Sapevo cosa accadde a Longarone negli anni ’60 ma non avevo mai approfondito bene la questione. Mi è capitato di vedere, il film “La Diga del disonore” di Renzo Martinelli. Un bel film che coinvolge, ti tocca nell’animo e che fa male. Dopo aver visto il film e visto che mi trovo in Trentino per alcuni mesi mi sono svegliata con il pensiero di andare a Longarone e alla diga del Vajont.
Certo, può procurarti solo rabbia e allo stesso tempo pena per tutte quelle persone che sono state coinvolte e che non ci sono più.
Rabbia per tante persone che nonostante gli avvertimenti di una giornalista dell’Unità, Tina Merlin, che per prima ha avuto il coraggio di denunciare i pericoli che correvano sia la valle che la sua popolazione. Oltre che essere calunniata per le sue supposte “falsità” fu denunciata per turbativa dell’ordine pubblico.
Fortunatamente fu assolta il 30 novembre 1960 dal giudice Angelo Salvini del tribunale di Milano perché il fatto non costituiva reato e per l’innegabile veridicità delle sue contestazioni.

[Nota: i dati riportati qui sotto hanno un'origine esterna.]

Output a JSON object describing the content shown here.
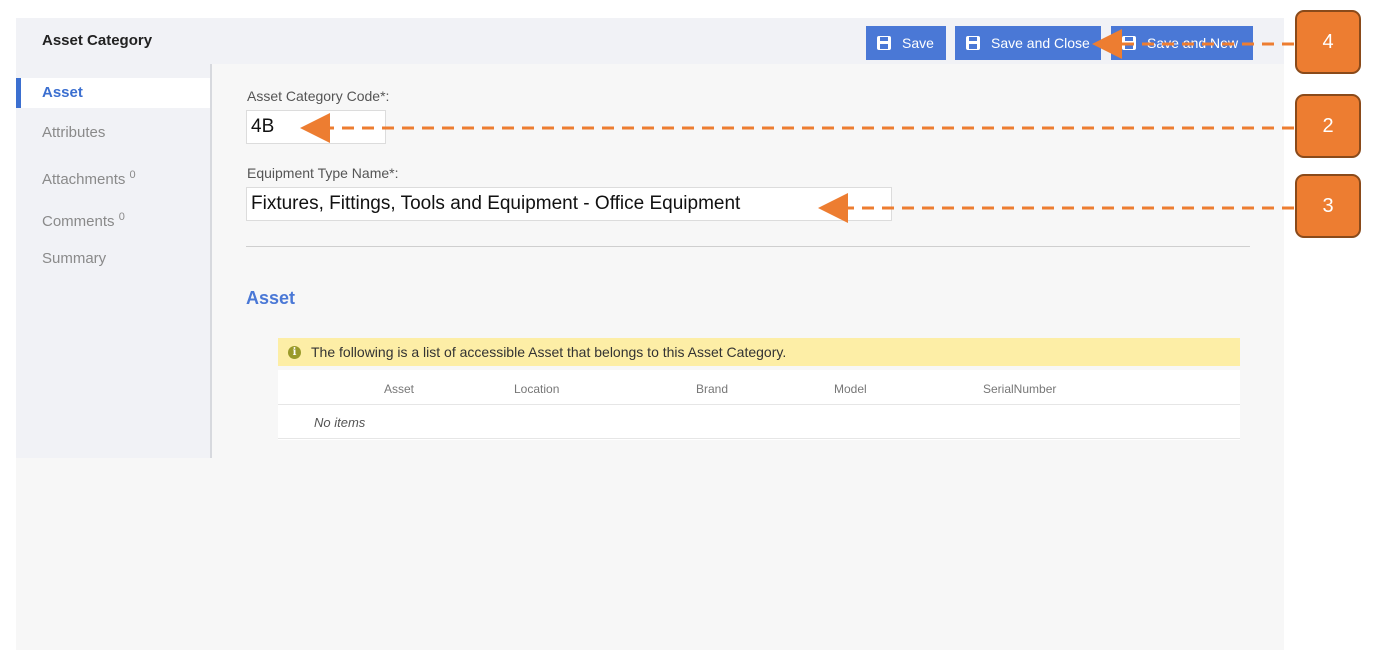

Tanta rabbia per quelle persone che hanno guardato solamente al profitto fregandosene della montagna che già, per certi versi li aveva avvertiti con scosse di movimentazione delle masse.
Il film ripercorre quanto accadde il 9 ottobre 1963 a Longarone e paesi vicini . Una tragedia che causò la morte di 1910 persone, che si verificò non per incuria ma per profitto. Morirono nella tragedia 487 bambini.
La causa della tragedia fu il distacco dal monte Toc di una frana di 270 milioni di metri cubi che, alle 22:39 del 9 ottobre 1963 precipitò nel bacino artificiale e provocò un’onda alta 200 metri che, scavalcando lo sbarramento della diga, travolse Longarone, Erto, Casso ed altre località.
L’impatto con l’acqua generò tre onde: una si diresse verso l’alto, lambì le abitazioni di Casso, ricadde sulla frana e andò a scavare il bacino del laghetto di Massalezza; un’altra si diresse verso le sponde del lago e, attraverso un’azione di dilavamento delle stesse, distrusse alcune località nel comune di Erto e Casso, e la terza (di circa 50 milioni di metri cubi di acqua) scavalcò il ciglio della diga, che rimase intatta ad eccezione del coronamento percorso dalla strada di circonvallazione che conduceva al versante sinistro del Vajont, e precipitò nella stretta valle sottostante.
I circa 25 milioni di metri cubi d’acqua che riuscirono a scavalcare l’opera raggiunsero la valle del Piave e si riversarono nella parte meridionale di Longarone causando la quasi completa distruzione della cittadina (si salvarono solo il municipio e le case poste a nord di esso) e di altri nuclei limitrofi, e la morte, nel complesso, di circa 2.000 persone. I dati ufficiali parlano di 1.910 vittime ma non è possibile determinarne con certezza il numero: la metà delle vittime che si trovavano all’aperto fu smembrata e polverizzata, e di loro non si trovò nulla.
Ancor oggi il ricordo di quella tragedia è nelle memorie di tutti e anche solo osservando le foto aeree di quel versante (monte Toc), si comprende la grandezza dell’evento.
Si consideri che una frana c’era già stata ancor prima della costruzione della diga. Si trattava di un’antica frana che aveva sbarrato la valle.
Le 1910 vittime riposano nell’attuale cimitero delle Vittime del Vajont. Fu infatti individuato questo sito, per le sue adeguate dimensioni, a poca distanza dal paese di Fortogna – frazione di Longarone – sul quale è sorto in poco tempo uno dei luoghi più tristi della storia del Vajont.
Il cimitero originario contava solamente 1464 croci, di cui solamente 700 avevano nome: la maggior parte delle Vittime infatti non è nemmeno stata riconosciuta. Con la ristrutturazione del cimitero inaugurato nel 2004, sono state collocate 1910 piccole lapidi nel rispetto del numero delle effettive vittime a prescindere dal ritrovamento/riconoscimento delle stesse.